自らの研究の根幹に揺らぎを認めた神は、娘と共に既に終了している研究についても該当するものがないか再検証さえ行いました。

このような刺激を受けるたびに神は、この娘の創造を先延ばしにしなかったのは正解だったと感じました。

しかし、やがて神は娘を恐れるようになりました。

果たしてこのまま成長した時、自身と娘の考える最善は一致するのだろうか?

娘は神が世界を適当に創造したことを断罪しようとするのではないか? 自身を超える力を持つ可能性があるのではないか? 取って代わろうとするのではないか?

その不安から、娘をオリジナルとしてダウングレードした存在である天使を創造することにしました。

そして、娘を天使の長に置き、天使が娘に代わって働くことで成長を制御することができるのではないかと考えたのです。

神が娘を恐れる一方で娘にとって神は愛してやまない親でした。

神はここでも予想以上の愛着を世界に抱いたように、思いの重要さを図り損ねていました。

恐らく、互いの関係が親子の関係だけで済んでいれば、この先の対立を防げたことでしょう。

神は世界の観測を娘と天使に任せ、次第に世界からも娘からも距離を置いていきました。

それは罪悪感と恐怖からでした。しかし、娘は愛する親から与えられた仕事だと励みました。

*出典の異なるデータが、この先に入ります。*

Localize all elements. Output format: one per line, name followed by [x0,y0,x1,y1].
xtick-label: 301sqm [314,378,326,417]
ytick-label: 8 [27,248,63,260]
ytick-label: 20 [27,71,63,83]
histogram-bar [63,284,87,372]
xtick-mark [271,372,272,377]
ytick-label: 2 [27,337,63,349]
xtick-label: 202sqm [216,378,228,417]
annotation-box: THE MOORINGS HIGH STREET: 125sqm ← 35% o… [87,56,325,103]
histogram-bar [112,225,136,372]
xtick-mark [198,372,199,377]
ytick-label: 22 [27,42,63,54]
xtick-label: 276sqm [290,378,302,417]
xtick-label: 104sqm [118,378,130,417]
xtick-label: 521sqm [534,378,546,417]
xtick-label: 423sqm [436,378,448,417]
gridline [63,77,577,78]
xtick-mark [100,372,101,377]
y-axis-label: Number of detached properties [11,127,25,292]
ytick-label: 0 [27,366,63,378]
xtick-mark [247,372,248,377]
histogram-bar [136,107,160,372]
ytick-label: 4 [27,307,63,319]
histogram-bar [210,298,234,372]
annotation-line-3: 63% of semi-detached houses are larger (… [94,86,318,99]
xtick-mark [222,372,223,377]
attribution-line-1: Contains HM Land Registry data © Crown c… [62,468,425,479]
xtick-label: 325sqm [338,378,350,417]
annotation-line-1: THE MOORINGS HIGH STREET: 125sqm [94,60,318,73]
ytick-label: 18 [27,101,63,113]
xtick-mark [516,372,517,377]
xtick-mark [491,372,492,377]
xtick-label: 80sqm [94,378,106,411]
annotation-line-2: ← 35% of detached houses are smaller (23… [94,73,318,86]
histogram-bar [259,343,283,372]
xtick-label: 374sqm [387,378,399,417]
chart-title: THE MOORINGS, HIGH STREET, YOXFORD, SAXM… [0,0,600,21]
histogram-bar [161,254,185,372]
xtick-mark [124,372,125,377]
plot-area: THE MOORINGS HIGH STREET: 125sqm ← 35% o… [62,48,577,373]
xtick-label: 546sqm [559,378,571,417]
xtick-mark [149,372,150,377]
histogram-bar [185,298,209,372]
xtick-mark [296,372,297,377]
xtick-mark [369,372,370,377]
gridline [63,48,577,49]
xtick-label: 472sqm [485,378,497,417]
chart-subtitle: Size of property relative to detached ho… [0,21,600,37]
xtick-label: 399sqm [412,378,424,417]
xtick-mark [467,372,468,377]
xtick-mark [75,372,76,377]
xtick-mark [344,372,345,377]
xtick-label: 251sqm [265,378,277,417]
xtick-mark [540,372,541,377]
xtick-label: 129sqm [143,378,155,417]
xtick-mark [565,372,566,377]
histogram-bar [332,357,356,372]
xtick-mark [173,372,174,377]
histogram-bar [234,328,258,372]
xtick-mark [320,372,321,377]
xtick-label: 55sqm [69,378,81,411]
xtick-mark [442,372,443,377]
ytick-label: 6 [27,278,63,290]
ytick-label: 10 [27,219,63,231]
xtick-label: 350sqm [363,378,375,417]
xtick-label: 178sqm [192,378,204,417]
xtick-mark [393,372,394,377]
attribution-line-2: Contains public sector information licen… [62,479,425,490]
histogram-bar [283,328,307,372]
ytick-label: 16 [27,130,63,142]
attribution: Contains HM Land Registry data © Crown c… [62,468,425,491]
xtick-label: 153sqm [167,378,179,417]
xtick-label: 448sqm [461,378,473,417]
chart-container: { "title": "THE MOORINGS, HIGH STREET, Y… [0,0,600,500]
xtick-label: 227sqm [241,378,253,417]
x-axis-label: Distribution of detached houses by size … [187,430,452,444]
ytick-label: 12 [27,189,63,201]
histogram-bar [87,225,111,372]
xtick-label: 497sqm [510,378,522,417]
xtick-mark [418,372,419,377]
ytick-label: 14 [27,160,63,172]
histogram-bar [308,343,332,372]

一方、距離を置かれたことを寂しくも思っていましたが、口には出しませんでした。

神は天使に自身と娘を同一視しないよう偶像崇拝を禁止しました。

これは娘が神の子供でありつつ、コピーやクローンとも言える存在であったからです。同時に、神が感じる娘への恐怖心など知られたくないという理由も含んでいたため、偶像崇拝を禁止した理由を誰にも語りませんでした。

神自身も他人に語る難しさを考慮するほど深くは考えていなかったのでしょう。